As a respected research institution currently juggling millions of dollars in federal research grants, the University is working with its faculty and staff, as well as with contracting federal agencies, to preserve its research function — especially those aspects relating to the COVID-19 virus itself.

Much of this juggling is being performed under the guidance of Laura Hansen, PhD, who in August 2019 was named associate dean for research in the Creighton University School of Medicine, a duty added to her roles as a professor in the Department of Biomedical Sciences and director of the Molecular and Cellular Mechanisms of Carcinogenesis Program.

Finding ways to preserve research work, especially projects relating to the COVID-19 virus, is a priority, Hansen says.

“You know, a number of us PhD faculty see the clinical faculty working really long hours and putting their lives at risk and making the big sacrifices for our community,” she says. “We’re not part of that, but I think everybody in our community feels that if we can do anything to help with this problem then we'll do it.”

Among these COVID-19 endeavors is a plan devised by Michael Belshan and Holly Stessman, professors in the School of Medicine, to isolate and sequence viral genomes from clinical samples in Nebraska in order to better understand local transmission and evolution of the virus.

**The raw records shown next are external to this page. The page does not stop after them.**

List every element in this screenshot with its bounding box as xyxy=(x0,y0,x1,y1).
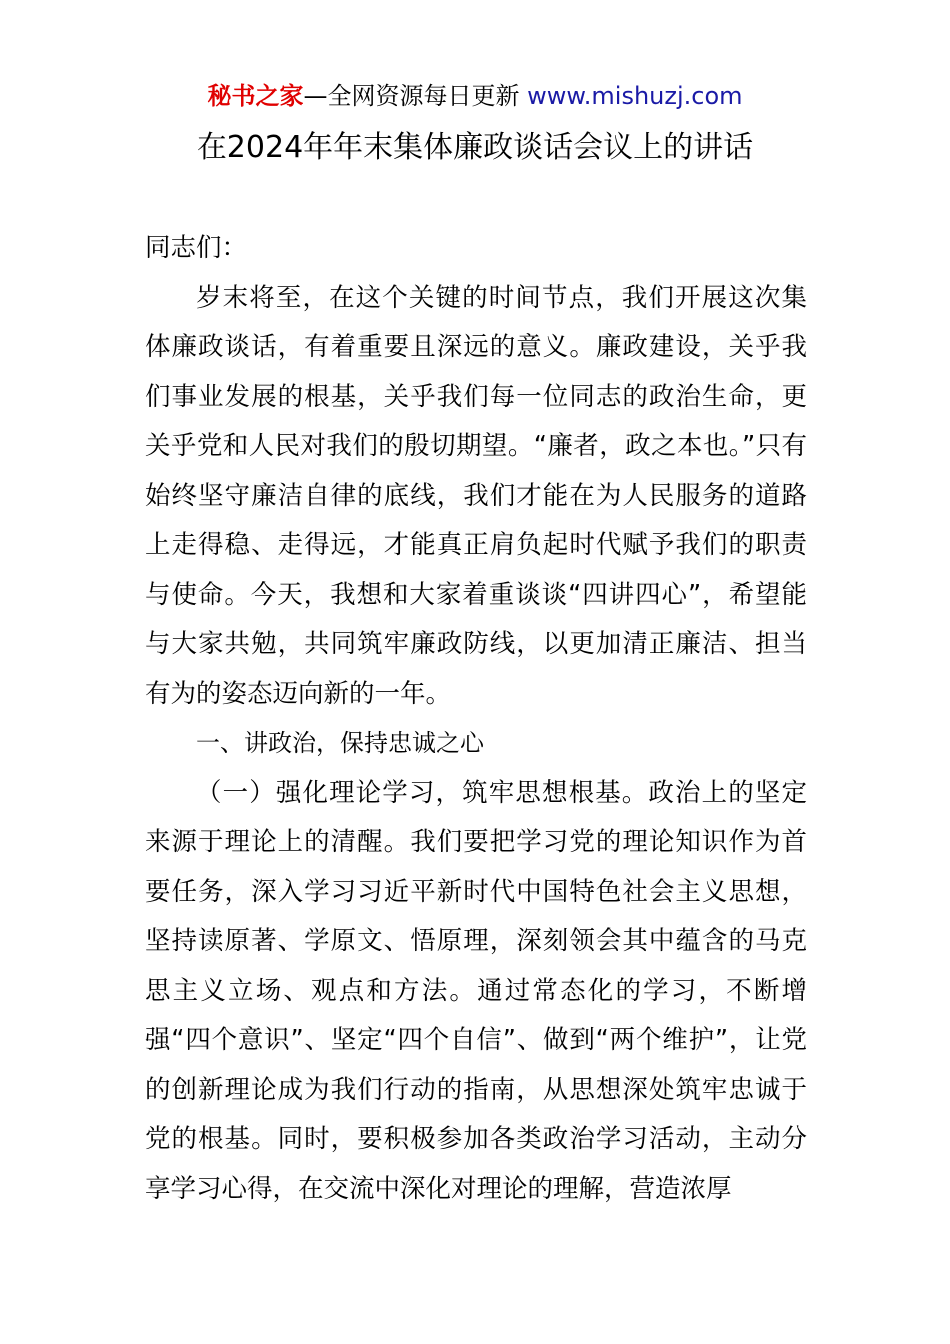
document-body xyxy=(145,224,807,1214)
section-heading: 一、讲政治，保持忠诚之心 xyxy=(196,729,484,757)
header-tagline: —全网资源每日更新 xyxy=(303,82,520,110)
document-title: 在2024年年末集体廉政谈话会议上的讲话 xyxy=(196,130,754,165)
paragraph: （一）强化理论学习，筑牢思想根基。政治上的坚定来源于理论上的清醒。我们要把学习党的理论知识作为首要任务，深入学习习近平新时代中国特色社会主义思想，坚持读原著、学原文、悟原理，深刻领会其中蕴含的马克思主义立场、观点和方法。通过常态化的学习，不断增强“四个意识”、坚定“四个自信”、做到“两个维护”，让党的创新理论成为我们行动的指南，从思想深处筑牢忠诚于党的根基。同时，要积极参加各类政治学习活动，主动分享学习心得，在交流中深化对理论的理解，营造浓厚 xyxy=(145,777,807,1204)
salutation: 同志们： xyxy=(145,233,248,263)
paragraph: 岁末将至，在这个关键的时间节点，我们开展这次集体廉政谈话，有着重要且深远的意义。廉政建设，关乎我们事业发展的根基，关乎我们每一位同志的政治生命，更关乎党和人民对我们的殷切期望。“廉者，政之本也。”只有始终坚守廉洁自律的底线，我们才能在为人民服务的道路上走得稳、走得远，才能真正肩负起时代赋予我们的职责与使命。今天，我想和大家着重谈谈“四讲四心”，希望能与大家共勉，共同筑牢廉政防线，以更加清正廉洁、担当有为的姿态迈向新的一年。 xyxy=(145,282,807,709)
site-header xyxy=(0,80,950,112)
brand-name: 秘书之家 xyxy=(207,82,304,110)
site-url-link[interactable]: www.mishuzj.com xyxy=(527,82,743,110)
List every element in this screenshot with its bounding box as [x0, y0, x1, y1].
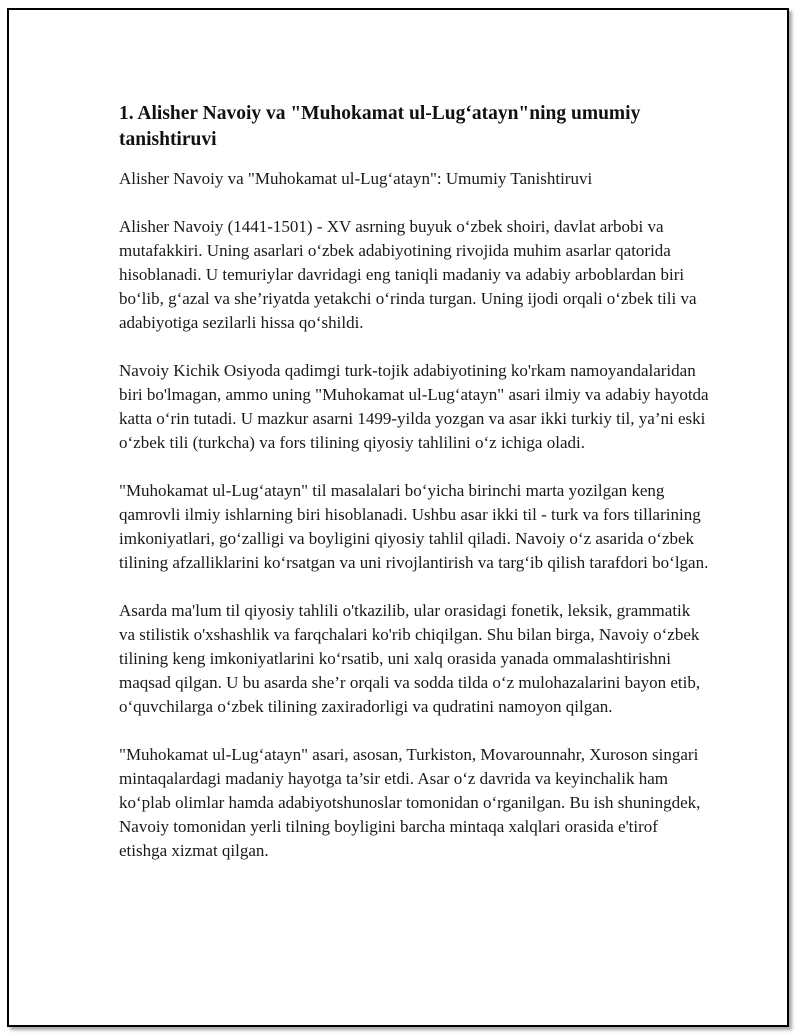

Other researchers are manufacturing medical masks on 3D printers both at home and in the Reinert Alumni Library, while still others are investigating the possibility of making used masks available for re-use through sterilization procedures.

Belshan’s research on COVID-19 immunity is fundamental to the battle to contain the virus, Hansen says.

“Mike and Holly are talented scientists, and this is a very exciting endeavor,” she says. “The data they produce will be a tremendous help to physicians and public health experts and inform efforts to slow transmission of the virus and manage viral-specific treatments, when available.”

Research at Creighton, being an integral part of Creighton’s undergraduate experience, is also being affected for students. Julie Strauss-Soukup, PhD, is responsible for keeping much of it alive in her role as director of the Center for Undergraduate Research and Scholarship.

“Since the Creighton campus is now closed to everyone except ‘essential personnel,’ most research work is being done off-campus,” Strauss-Soukup says.

She says students are reading articles in their fields that they previously lacked the time to approach, discussing those articles in weekly, student-led Zoom sessions, and designing new experiments that can be tested once labs become available again.

Senior research students are writing their final research papers, which can be done off campus, so that function continues largely unimpeded, she says.

Creighton administrators, all the way up to the provost and president’s offices, are trying to balance compliance with state COVID-19 mandates while preserving the University’s research functions, Hansen says. To this end, a list of “essential personnel” has been created, and these designees feed the lab animals and provide the materials necessary to preserve lab cultures. COVID-19 researchers are on the list, although they strictly observe social distancing guidelines while in campus buildings, sometimes to the extent of working during different parts of the day.

Researchers, who are often PhD students or post-doctoral students, have received a commitment from the University that they will continue to be paid even as the circumstances of their research work changes, Hansen said.

“This is very important because many of them are older students, and they often have families,” she says. “We made a commitment to their education, so the University has said they will continue to receive their stipend and their health insurance and everything.”

Keeping Creighton’s research function alive is a priority team effort, Hansen says, and it’s an effort that encompasses research projects being conducted campuswide, at the College of Arts and Sciences, the College of Nursing, the Graduate School, the School of Dentistry and the School of Pharmacy and Health Professions.

“We are all doing our best to keep research going,” she says. “I feel pretty lucky and pretty blessed that we still have some access to campus and that our research personnel are still being supported. It’s different from how we did it before, but we’re doing our best to move research forward.”